"The house we hope to build is not for my generation but for yours. It is your future that matters. And I hope that when you are my age, you will be able to say as I have been able to say: We lived in freedom. We lived lives that were a statement, not an apology."


Tuesday, January 27, 2009

Review: Shroud for a Nightingale

Shroud for a Nightingale P.D. James

P.D. James' typical sterling characters, plot, and finely-tuned setting are as present in this book as in her previous ones. What are especially present in Nightingale though are examples of perhaps her greatest literary talent, which is her ability to use and describe the subtle phenomena that are peppered in human existence. Take this excerpt from p. 70:

"The recently dead had their own mysterious charisma; not without reason did men talk in whispers in their presence."

On p. 143:

"This, after all, was the commonest, the most banal of personal tragedies. You loved someone. They didn't love you. Worse still, in defiance of their own best interests and to the destruction of your peace, they loved another.
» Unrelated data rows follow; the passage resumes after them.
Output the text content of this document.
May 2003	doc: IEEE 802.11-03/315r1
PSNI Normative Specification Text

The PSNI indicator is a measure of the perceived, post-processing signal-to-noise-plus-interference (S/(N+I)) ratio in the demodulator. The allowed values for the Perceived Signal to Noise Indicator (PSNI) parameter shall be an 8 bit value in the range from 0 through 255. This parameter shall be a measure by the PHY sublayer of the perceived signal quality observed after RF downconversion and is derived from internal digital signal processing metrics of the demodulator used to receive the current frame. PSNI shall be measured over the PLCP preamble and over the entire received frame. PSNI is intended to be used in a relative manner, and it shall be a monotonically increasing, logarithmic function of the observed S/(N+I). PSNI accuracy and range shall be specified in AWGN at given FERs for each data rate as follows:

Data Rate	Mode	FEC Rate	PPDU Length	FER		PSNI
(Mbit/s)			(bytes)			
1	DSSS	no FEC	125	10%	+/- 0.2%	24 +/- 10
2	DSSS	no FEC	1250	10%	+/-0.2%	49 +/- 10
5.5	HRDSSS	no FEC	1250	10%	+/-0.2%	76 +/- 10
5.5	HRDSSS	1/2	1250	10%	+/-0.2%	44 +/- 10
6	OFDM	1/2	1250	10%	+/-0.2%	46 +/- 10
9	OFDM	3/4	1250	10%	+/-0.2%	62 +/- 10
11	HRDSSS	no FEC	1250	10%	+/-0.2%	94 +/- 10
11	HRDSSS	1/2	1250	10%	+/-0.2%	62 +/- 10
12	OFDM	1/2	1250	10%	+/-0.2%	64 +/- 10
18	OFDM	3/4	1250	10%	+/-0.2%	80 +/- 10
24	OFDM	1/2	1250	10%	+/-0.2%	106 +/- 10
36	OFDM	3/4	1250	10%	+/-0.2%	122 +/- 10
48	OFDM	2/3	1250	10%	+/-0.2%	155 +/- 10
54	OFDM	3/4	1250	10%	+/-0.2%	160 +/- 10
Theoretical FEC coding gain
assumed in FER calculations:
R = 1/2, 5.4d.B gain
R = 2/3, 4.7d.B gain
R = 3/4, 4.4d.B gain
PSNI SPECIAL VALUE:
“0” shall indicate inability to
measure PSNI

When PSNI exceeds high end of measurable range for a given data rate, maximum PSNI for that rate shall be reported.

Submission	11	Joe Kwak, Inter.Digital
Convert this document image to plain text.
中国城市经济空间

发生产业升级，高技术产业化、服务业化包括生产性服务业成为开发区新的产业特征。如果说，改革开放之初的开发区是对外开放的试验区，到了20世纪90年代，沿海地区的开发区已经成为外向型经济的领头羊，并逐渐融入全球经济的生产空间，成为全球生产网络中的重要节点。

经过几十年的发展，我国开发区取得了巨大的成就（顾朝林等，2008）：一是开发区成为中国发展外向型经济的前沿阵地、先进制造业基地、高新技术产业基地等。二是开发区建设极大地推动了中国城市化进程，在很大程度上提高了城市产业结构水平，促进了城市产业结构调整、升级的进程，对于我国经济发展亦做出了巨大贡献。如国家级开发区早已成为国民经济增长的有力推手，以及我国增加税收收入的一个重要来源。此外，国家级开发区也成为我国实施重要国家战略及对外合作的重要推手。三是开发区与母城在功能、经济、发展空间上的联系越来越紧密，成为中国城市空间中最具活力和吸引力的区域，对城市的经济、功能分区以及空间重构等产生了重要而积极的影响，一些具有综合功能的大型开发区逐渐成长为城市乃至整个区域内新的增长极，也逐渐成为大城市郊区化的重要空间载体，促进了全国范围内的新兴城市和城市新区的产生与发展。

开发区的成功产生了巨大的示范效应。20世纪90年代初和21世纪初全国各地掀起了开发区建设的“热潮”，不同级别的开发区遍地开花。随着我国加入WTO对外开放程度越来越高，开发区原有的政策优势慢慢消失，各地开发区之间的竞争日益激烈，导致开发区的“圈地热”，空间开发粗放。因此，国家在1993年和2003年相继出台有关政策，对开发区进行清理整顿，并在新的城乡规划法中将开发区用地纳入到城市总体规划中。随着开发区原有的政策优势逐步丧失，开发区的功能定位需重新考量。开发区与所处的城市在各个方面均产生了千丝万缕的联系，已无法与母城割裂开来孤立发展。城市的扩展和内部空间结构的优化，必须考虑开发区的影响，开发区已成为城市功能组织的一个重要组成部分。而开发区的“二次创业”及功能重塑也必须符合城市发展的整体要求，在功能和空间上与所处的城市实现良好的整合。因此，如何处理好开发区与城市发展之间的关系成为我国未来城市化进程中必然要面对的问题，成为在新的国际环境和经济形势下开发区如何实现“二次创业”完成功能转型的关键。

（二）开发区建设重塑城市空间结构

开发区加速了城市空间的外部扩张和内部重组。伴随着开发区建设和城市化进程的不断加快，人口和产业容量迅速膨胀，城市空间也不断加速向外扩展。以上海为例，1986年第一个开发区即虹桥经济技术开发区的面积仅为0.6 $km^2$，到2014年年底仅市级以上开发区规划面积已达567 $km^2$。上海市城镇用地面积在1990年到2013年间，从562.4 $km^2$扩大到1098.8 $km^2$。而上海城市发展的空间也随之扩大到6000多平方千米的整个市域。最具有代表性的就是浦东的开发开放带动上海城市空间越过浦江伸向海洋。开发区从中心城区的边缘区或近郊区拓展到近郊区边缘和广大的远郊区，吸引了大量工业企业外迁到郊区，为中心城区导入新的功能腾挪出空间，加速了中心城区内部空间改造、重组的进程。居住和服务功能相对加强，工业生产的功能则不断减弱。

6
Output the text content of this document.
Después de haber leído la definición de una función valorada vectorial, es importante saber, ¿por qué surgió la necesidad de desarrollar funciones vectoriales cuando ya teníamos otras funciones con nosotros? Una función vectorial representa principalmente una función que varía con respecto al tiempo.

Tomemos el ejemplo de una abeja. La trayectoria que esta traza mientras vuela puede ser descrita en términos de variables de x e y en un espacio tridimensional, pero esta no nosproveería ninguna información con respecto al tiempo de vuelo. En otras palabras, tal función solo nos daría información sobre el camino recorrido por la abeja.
What would half the world's poets and novelists do without this universal tragicomedy?"

On p. 305:

"He was in that state of physical tiredness when the mind and body seem detached, the body, conditioned to reality, moving half consciously in the familiar physical world, while the liberated mind swings into uncontrolled orbit in which fantasy and fact show an equally ambiguous face."

No literary figure I've ever come across has done this as well as James. Whenever she drops one of these in her stories you know instantly the feeling or phenomenon she is describing. This only comes from a keen awareness of human nature and experience and it makes each one of her stories a pleasure to read, Shroud for a Nightingale included.